Sunday, October 27th, 2013

Novel #1: “The Great Gatsby” — F. Scott Fitzgerald (1925)

Gatsby_1925_jacketOne of the few advantages of working for the Indy is I get to meet a lot of writers. I ran into Allan Gurganus at a party last year and, knowing his great love of F. Scott Fitzgerald, asked him if he was going to see the new 3-D version of The Great Gatsby by Baz Luhrman. “Oh I don’t know,” he replied, “I think I have to. I’m nervous — but I’m such a fan of Baz Luhrmam. ‘Moulin Rouge’ was fabulous.”

He shouldn’t have had to worry — in spite of the hyperactive CGI and modern soundtrack, the latest big screen adaptation of the Great American Novel isn’t just faithful to Fitzgerald’s original, it’s almost slavishly so. It’s as if Baz used the Jay-Z produced songs to trick high schoolers into seeing a live-action novel. Even the entirely-invented framing device of making Nick Carraway the author of “The Great Gatsby” — allowing the character to read passages from the novel in heavy-handed voiceover — doesn’t detract. If anything, it just showed that Luhrman knew he couldn’t have written better passages than Fitzgerald, and didn’t even try.

 

If you’ve been reading this blog long enough and noticed certain key words — nostalgia, loss, bittersweet longing — it’s no surprise this is my all-time favorite novel … well, ok, novel that doesn’t involve elves, starships or cyberspace. Long before I read it for the first time, I remember high school friends Matt and Paul going on and on about the party scenes. This is of course what is going to appeal most to a teen, that promise of promiscuity and looming bacchanalia. Later, in your 20s, you pick up on the clusterfuck of intertwined relationships at the heart of the plot, and by the time you reread it in your 30s or 40s, you understand the longing Gatsby cannot escape — that urge to recapture lost opportunities — at the same time you recognize his utter delusion. I look forward to seeing what reading it in my 50s brings.

I saw Gurganus give a talk on “The Great Gatsby” a few years back, delving into things you don’t get in your average American Lit class: how close the story mirrored Fitzgerald’s life, how carefully he chose the names of the characters to load them with symbolism, how his editor saved the book from disaster by cutting out half the original manuscript. What remained is suave and svelte, unabashedly sentimental yet deeply trenchant. Is it any wonder that Roger Ebert flew into an online rage when a Scholastic edition of the book stripped it of all language and meaning? How could you mess with one of the best denouments every written?

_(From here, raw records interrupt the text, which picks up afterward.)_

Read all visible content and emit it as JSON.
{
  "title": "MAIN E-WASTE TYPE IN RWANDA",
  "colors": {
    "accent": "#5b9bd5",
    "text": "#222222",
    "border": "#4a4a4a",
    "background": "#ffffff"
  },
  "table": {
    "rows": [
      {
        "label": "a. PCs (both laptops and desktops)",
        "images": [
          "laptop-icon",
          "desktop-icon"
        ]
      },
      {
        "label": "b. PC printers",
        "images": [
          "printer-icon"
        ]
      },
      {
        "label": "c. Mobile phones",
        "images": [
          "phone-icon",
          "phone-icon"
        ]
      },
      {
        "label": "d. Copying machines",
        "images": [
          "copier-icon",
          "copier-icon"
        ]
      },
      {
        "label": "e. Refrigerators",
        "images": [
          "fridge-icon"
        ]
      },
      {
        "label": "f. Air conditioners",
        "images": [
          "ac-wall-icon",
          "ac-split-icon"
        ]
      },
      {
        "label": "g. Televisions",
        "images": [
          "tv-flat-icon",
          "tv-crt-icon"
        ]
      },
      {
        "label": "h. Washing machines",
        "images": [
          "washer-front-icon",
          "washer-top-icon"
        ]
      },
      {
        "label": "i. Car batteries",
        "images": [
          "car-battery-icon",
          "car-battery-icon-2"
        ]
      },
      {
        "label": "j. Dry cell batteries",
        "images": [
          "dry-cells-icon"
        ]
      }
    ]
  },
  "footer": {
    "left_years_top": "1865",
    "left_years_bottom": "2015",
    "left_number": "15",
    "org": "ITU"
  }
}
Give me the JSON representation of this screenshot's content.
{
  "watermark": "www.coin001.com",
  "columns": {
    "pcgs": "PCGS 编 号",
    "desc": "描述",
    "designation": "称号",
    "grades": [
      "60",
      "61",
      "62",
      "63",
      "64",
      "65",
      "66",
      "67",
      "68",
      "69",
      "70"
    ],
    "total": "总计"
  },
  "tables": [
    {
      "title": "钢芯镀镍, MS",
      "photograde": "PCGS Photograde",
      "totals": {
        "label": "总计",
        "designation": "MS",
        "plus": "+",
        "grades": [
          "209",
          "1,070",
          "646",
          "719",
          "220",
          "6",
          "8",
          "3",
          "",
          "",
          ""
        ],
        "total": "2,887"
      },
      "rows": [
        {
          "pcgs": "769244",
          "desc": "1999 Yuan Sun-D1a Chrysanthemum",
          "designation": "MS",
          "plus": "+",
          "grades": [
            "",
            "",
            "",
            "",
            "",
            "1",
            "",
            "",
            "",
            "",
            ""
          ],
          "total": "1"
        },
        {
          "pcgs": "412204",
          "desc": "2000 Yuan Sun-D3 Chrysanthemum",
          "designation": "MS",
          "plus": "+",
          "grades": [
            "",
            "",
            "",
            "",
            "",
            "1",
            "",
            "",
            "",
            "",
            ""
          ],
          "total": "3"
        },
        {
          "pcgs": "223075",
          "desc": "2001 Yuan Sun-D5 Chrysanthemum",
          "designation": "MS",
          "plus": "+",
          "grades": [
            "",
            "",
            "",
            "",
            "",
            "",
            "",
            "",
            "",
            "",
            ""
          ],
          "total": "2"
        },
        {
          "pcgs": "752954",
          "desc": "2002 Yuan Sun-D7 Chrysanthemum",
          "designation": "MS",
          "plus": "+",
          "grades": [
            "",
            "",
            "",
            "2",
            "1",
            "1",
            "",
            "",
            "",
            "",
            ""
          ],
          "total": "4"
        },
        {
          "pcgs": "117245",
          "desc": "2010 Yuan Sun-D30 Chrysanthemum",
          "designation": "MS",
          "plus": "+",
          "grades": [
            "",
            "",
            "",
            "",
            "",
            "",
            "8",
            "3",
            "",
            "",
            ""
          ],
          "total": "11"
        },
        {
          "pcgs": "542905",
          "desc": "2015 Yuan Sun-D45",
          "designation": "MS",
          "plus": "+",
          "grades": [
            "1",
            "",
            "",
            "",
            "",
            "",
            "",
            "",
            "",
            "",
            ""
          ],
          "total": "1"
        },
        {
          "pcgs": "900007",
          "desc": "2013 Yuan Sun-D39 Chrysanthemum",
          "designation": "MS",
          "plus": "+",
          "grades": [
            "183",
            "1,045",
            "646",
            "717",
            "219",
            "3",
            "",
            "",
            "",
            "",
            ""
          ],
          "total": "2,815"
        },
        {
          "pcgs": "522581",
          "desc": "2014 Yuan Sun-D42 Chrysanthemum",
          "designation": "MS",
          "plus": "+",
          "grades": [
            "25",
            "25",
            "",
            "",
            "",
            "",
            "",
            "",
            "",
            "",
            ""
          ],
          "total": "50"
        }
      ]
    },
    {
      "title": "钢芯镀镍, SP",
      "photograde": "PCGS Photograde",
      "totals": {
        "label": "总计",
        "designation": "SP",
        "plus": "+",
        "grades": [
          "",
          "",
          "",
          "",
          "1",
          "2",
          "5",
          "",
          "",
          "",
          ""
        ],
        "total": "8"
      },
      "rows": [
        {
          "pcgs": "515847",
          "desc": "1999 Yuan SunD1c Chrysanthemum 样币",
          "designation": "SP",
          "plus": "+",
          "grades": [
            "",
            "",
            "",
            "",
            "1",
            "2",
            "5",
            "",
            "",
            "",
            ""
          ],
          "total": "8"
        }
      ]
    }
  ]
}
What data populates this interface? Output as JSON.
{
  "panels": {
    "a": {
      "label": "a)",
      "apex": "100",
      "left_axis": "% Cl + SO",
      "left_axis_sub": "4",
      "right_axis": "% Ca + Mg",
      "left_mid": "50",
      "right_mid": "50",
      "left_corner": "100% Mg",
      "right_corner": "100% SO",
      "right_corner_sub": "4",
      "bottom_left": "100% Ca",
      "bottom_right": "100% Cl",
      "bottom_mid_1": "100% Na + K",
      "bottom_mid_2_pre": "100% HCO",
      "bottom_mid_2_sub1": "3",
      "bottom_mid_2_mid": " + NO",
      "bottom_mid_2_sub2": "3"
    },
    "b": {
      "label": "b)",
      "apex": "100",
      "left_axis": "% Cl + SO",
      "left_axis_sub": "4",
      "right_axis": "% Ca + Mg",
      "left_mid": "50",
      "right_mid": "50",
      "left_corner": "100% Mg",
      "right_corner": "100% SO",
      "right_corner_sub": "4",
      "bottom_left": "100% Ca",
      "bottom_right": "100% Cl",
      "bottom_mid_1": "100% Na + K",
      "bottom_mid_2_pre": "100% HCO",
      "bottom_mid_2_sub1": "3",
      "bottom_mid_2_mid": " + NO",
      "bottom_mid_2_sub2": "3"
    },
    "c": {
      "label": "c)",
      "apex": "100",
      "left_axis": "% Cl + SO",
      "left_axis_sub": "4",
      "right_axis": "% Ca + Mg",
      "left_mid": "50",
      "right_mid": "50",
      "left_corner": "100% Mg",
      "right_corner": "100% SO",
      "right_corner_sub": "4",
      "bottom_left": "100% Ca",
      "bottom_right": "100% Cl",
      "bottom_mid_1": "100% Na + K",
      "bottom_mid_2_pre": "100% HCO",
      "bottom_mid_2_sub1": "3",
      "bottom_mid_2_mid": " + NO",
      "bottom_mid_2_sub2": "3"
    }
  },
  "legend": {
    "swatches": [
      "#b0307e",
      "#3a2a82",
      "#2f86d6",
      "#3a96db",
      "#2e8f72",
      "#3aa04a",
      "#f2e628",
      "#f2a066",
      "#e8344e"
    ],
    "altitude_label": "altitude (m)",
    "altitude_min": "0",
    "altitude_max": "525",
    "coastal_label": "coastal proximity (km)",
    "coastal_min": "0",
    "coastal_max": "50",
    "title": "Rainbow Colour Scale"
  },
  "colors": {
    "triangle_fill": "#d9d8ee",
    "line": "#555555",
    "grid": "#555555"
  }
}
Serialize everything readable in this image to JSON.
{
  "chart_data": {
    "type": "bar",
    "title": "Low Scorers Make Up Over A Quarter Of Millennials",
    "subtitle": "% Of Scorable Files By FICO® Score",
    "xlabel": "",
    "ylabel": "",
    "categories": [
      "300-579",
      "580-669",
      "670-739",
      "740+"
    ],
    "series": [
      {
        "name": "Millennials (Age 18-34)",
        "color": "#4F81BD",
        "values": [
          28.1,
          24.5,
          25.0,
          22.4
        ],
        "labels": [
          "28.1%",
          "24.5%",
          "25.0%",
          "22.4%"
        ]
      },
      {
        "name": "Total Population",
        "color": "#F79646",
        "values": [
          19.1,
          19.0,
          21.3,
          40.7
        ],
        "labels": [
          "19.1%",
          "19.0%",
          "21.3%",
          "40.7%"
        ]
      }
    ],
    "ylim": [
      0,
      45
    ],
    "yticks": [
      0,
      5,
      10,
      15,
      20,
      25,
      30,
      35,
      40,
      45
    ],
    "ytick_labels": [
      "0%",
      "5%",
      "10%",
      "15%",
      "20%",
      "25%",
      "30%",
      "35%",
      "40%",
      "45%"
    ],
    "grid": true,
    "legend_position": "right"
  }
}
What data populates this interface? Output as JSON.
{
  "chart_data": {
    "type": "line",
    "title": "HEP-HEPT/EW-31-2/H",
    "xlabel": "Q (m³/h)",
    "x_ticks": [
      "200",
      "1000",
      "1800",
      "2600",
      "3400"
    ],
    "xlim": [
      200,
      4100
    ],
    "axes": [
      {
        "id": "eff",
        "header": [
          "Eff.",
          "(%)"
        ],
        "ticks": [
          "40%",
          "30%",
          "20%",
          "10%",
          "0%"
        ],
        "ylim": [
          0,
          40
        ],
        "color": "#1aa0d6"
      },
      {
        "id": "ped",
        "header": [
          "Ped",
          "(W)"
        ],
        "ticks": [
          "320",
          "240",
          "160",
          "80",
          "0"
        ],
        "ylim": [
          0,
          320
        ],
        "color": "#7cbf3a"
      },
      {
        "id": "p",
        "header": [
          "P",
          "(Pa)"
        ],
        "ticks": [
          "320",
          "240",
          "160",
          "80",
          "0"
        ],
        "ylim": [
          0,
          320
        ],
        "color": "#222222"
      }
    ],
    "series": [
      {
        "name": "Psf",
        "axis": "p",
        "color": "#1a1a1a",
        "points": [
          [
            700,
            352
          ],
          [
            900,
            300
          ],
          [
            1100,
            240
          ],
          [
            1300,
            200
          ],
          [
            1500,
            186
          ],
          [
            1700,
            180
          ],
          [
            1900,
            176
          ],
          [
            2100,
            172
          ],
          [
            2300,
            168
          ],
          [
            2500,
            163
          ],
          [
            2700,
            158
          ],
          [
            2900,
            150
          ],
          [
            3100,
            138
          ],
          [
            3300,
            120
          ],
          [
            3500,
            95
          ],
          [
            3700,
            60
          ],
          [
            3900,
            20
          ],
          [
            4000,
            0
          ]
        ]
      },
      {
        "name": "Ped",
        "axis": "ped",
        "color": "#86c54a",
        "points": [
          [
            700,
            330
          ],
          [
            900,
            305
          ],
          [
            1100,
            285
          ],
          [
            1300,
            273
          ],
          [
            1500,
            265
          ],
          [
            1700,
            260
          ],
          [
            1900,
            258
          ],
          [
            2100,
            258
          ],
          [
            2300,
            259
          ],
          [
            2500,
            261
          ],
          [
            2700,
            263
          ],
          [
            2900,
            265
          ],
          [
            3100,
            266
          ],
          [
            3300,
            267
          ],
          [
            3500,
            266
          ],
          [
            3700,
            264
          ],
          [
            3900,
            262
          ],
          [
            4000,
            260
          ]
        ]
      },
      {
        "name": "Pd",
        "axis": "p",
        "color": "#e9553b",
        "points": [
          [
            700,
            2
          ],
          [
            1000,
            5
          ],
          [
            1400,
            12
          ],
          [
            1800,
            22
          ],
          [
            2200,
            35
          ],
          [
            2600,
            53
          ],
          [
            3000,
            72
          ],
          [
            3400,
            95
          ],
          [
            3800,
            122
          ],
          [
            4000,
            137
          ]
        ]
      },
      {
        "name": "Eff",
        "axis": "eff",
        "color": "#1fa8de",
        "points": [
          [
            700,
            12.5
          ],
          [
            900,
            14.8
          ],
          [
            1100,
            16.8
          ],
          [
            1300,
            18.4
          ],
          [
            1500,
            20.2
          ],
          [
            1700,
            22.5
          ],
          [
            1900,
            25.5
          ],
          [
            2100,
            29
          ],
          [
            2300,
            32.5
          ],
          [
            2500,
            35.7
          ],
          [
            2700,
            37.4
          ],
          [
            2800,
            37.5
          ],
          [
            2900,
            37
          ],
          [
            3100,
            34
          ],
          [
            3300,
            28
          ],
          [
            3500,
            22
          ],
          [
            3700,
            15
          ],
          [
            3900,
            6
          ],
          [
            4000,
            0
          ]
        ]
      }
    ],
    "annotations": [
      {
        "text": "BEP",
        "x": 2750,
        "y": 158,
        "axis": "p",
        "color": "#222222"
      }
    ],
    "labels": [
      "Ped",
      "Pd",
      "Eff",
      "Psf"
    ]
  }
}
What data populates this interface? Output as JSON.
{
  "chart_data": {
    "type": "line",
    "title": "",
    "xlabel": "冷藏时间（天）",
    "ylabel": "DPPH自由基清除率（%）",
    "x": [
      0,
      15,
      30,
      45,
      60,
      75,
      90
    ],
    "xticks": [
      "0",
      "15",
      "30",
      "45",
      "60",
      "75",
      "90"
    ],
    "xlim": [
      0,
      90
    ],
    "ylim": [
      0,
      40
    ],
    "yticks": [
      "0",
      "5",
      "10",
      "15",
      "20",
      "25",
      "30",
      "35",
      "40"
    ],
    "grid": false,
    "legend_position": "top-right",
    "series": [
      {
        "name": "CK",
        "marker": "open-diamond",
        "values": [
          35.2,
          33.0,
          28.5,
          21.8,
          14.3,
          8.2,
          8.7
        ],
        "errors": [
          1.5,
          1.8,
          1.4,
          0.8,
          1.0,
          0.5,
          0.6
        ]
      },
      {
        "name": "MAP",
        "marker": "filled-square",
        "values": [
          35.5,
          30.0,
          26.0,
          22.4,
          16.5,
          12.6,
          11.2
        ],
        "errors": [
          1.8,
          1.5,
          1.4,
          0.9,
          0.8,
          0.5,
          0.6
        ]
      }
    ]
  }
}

“And as I sat there, brooding on the old unknown world, I thought of Gatsby’s wonder when he first picked out the green light at the end of Daisy’s dock. He had come a long way to this blue lawn and his dream must have seemed so close that he could hardly fail to grasp it. He did not know that it was already behind him, somewhere back in that vast obscurity beyond the city, where the dark fields of the republic rolled on under the night.

“Gatsby believed in the green light, the orgastic future that year by year recedes before us. It eluded us then, but that’s no matter–tomorrow we will run faster, stretch out our arms farther. . . . And one fine morning—-

“So we beat on, boats against the current, borne back ceaselessly into the past.”